Cap Product and Poincare Duality

The cap product is the algebraic operation underlying Poincare duality. It pairs cohomology with homology to produce homology in complementary dimension.

The Cap Product

Definition

The cap product is a bilinear pairing $\frown \;: H^k(X; R) \times H_n(X; R) \to H_{n-k}(X; R)$ defined at the chain level as follows. For a cochain $\varphi \in C^k(X; R)$ and a singular $n$ -simplex $\sigma : \Delta^n \to X$ , $\varphi \frown \sigma = \varphi(\sigma|_{[v_0, \ldots, v_k]}) \cdot \sigma|_{[v_k, \ldots, v_n]}$ where $\sigma|_{[v_0,\ldots,v_k]}$ is the front $k$ -face and $\sigma|_{[v_k,\ldots,v_n]}$ is the back $(n-k)$ -face. This descends to homology/cohomology classes.

The cap product satisfies the fundamental identity relating it to the cup product:

$\langle \alpha \smile \beta, \sigma \rangle = \langle \alpha, \beta \frown \sigma \rangle$

where $\langle -, - \rangle$ denotes the Kronecker pairing between cohomology and homology.

Definition

The Kronecker pairing (or evaluation map) is $\langle -, - \rangle : H^n(X; R) \times H_n(X; R) \to R, \quad \langle [\varphi], [\sigma] \rangle = \varphi(\sigma)$ This is well-defined since cocycles vanish on boundaries and coboundaries vanish on cycles.

The Duality Isomorphism

Theorem8.3Poincare Duality

Let $M$ be a closed, oriented, connected $n$ -manifold with fundamental class $[M] \in H_n(M; \mathbb{Z})$ . Then the map $D_M : H^k(M; \mathbb{Z}) \to H_{n-k}(M; \mathbb{Z}), \quad \alpha \mapsto \alpha \frown [M]$ is an isomorphism for all $0 \leq k \leq n$ .

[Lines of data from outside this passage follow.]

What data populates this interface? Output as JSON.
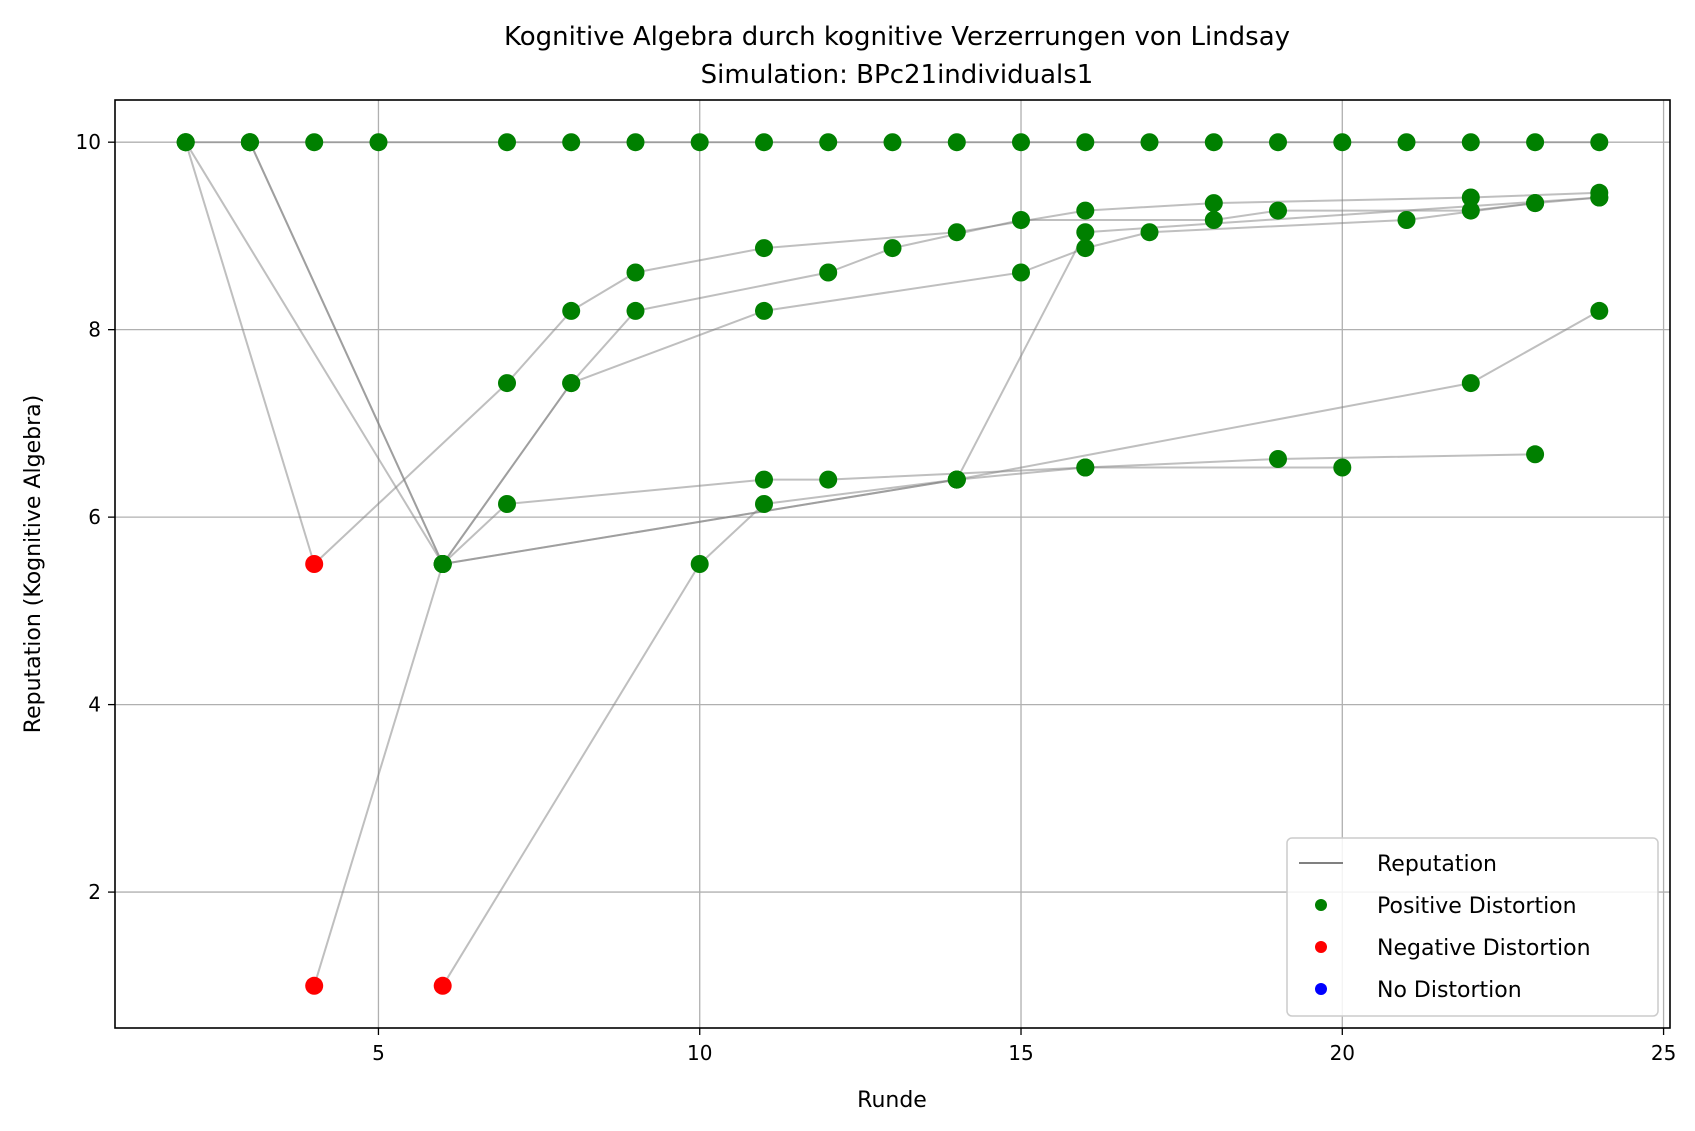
{
  "chart_data": {
    "type": "line",
    "title": "Kognitive Algebra durch kognitive Verzerrungen von Lindsay",
    "subtitle": "Simulation: BPc21individuals1",
    "xlabel": "Runde",
    "ylabel": "Reputation (Kognitive Algebra)",
    "xlim": [
      0.9,
      25.1
    ],
    "ylim": [
      0.55,
      10.45
    ],
    "xticks": [
      5,
      10,
      15,
      20,
      25
    ],
    "yticks": [
      2,
      4,
      6,
      8,
      10
    ],
    "grid": true,
    "legend_position": "lower-right",
    "colors": {
      "line": "#808080",
      "positive": "#008000",
      "negative": "#ff0000",
      "none": "#0000ff",
      "grid": "#b0b0b0"
    },
    "legend": [
      {
        "label": "Reputation",
        "kind": "line",
        "color": "#808080"
      },
      {
        "label": "Positive Distortion",
        "kind": "marker",
        "color": "#008000"
      },
      {
        "label": "Negative Distortion",
        "kind": "marker",
        "color": "#ff0000"
      },
      {
        "label": "No Distortion",
        "kind": "marker",
        "color": "#0000ff"
      }
    ],
    "series": [
      {
        "points": [
          [
            2,
            10
          ],
          [
            3,
            10
          ],
          [
            4,
            10
          ],
          [
            5,
            10
          ],
          [
            7,
            10
          ],
          [
            8,
            10
          ],
          [
            9,
            10
          ],
          [
            10,
            10
          ],
          [
            11,
            10
          ],
          [
            12,
            10
          ],
          [
            13,
            10
          ],
          [
            14,
            10
          ],
          [
            15,
            10
          ],
          [
            16,
            10
          ],
          [
            17,
            10
          ],
          [
            18,
            10
          ],
          [
            19,
            10
          ],
          [
            20,
            10
          ],
          [
            21,
            10
          ],
          [
            22,
            10
          ],
          [
            23,
            10
          ],
          [
            24,
            10
          ]
        ],
        "distortion": [
          "pos",
          "pos",
          "pos",
          "pos",
          "pos",
          "pos",
          "pos",
          "pos",
          "pos",
          "pos",
          "pos",
          "pos",
          "pos",
          "pos",
          "pos",
          "pos",
          "pos",
          "pos",
          "pos",
          "pos",
          "pos",
          "pos"
        ]
      },
      {
        "points": [
          [
            2,
            10
          ],
          [
            4,
            5.5
          ],
          [
            7,
            7.43
          ],
          [
            8,
            8.2
          ],
          [
            9,
            8.61
          ],
          [
            11,
            8.87
          ],
          [
            14,
            9.04
          ],
          [
            16,
            9.27
          ],
          [
            18,
            9.35
          ],
          [
            22,
            9.41
          ],
          [
            24,
            9.46
          ]
        ],
        "distortion": [
          "pos",
          "neg",
          "pos",
          "pos",
          "pos",
          "pos",
          "pos",
          "pos",
          "pos",
          "pos",
          "pos"
        ]
      },
      {
        "points": [
          [
            2,
            10
          ],
          [
            6,
            5.5
          ],
          [
            7,
            6.14
          ],
          [
            11,
            6.4
          ],
          [
            12,
            6.4
          ],
          [
            16,
            6.53
          ],
          [
            19,
            6.62
          ],
          [
            23,
            6.67
          ]
        ],
        "distortion": [
          "pos",
          "pos",
          "pos",
          "pos",
          "pos",
          "pos",
          "pos",
          "pos"
        ]
      },
      {
        "points": [
          [
            3,
            10
          ],
          [
            6,
            5.5
          ],
          [
            8,
            7.43
          ],
          [
            9,
            8.2
          ],
          [
            12,
            8.61
          ],
          [
            13,
            8.87
          ],
          [
            15,
            9.17
          ],
          [
            18,
            9.17
          ],
          [
            19,
            9.27
          ],
          [
            22,
            9.27
          ],
          [
            23,
            9.35
          ],
          [
            24,
            9.41
          ]
        ],
        "distortion": [
          "pos",
          "pos",
          "pos",
          "pos",
          "pos",
          "pos",
          "pos",
          "pos",
          "pos",
          "pos",
          "pos",
          "pos"
        ]
      },
      {
        "points": [
          [
            3,
            10
          ],
          [
            6,
            5.5
          ],
          [
            8,
            7.43
          ],
          [
            11,
            8.2
          ],
          [
            15,
            8.61
          ],
          [
            16,
            8.87
          ],
          [
            17,
            9.04
          ],
          [
            21,
            9.17
          ],
          [
            23,
            9.35
          ]
        ],
        "distortion": [
          "pos",
          "pos",
          "pos",
          "pos",
          "pos",
          "pos",
          "pos",
          "pos",
          "pos"
        ]
      },
      {
        "points": [
          [
            4,
            1
          ],
          [
            6,
            5.5
          ],
          [
            14,
            6.4
          ],
          [
            16,
            6.53
          ],
          [
            20,
            6.53
          ]
        ],
        "distortion": [
          "neg",
          "pos",
          "pos",
          "pos",
          "pos"
        ]
      },
      {
        "points": [
          [
            6,
            1
          ],
          [
            10,
            5.5
          ],
          [
            11,
            6.14
          ],
          [
            14,
            6.4
          ],
          [
            22,
            7.43
          ],
          [
            24,
            8.2
          ]
        ],
        "distortion": [
          "neg",
          "pos",
          "pos",
          "pos",
          "pos",
          "pos"
        ]
      },
      {
        "points": [
          [
            6,
            5.5
          ],
          [
            14,
            6.4
          ],
          [
            16,
            9.04
          ],
          [
            24,
            9.41
          ]
        ],
        "distortion": [
          "pos",
          "pos",
          "pos",
          "pos"
        ]
      }
    ]
  }
}
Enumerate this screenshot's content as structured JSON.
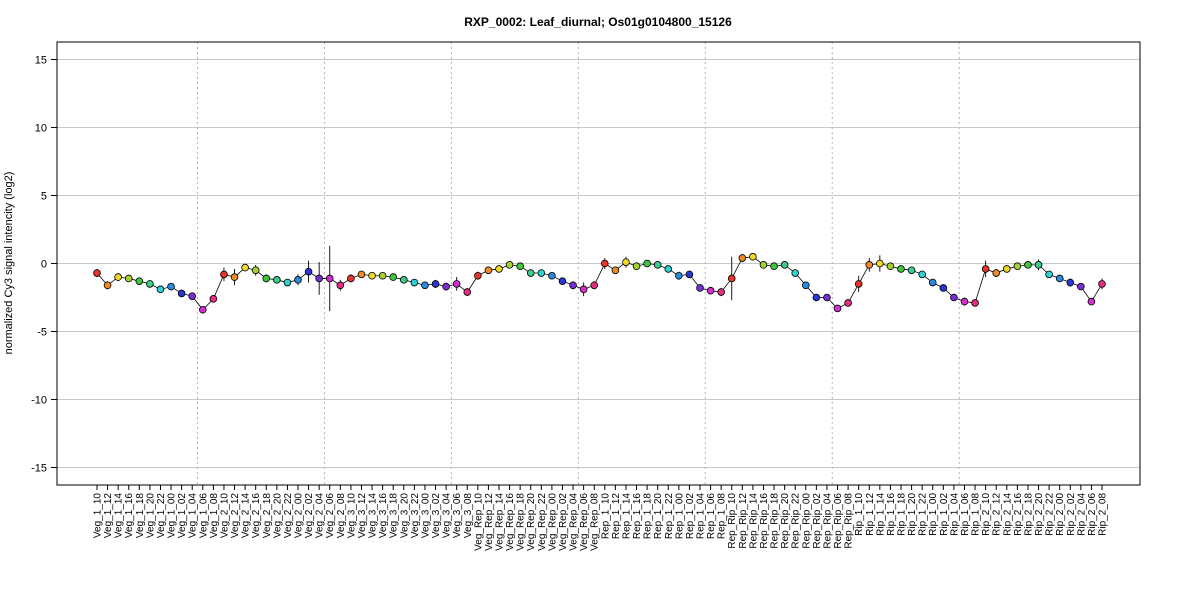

ExamplePoincare duality for surfaces

For a closed oriented surface $\Sigma_g$ of genus $g$ , Poincare duality gives isomorphisms $H^0 \cong H_2 \cong \mathbb{Z}$ , $H^1 \cong H_1 \cong \mathbb{Z}^{2g}$ , and $H^2 \cong H_0 \cong \mathbb{Z}$ . The intersection form on $H_1(\Sigma_g)$ is the standard symplectic form with matrix $\begin{pmatrix} 0 & I_g \\ -I_g & 0 \end{pmatrix}$ .

Consequences

RemarkSymmetry of Betti numbers

An immediate consequence of Poincare duality is that the Betti numbers of a closed oriented $n$ -manifold satisfy $b_k = b_{n-k}$ . Equivalently, the Poincare polynomial satisfies $P(t) = t^n P(1/t)$ . This constrains which groups can appear as homology of closed manifolds and is one of the first obstructions in manifold recognition.

Poincare duality transforms cohomological operations into geometric ones: cup products become intersection products, and the algebra of cohomology encodes the geometry of intersecting submanifolds.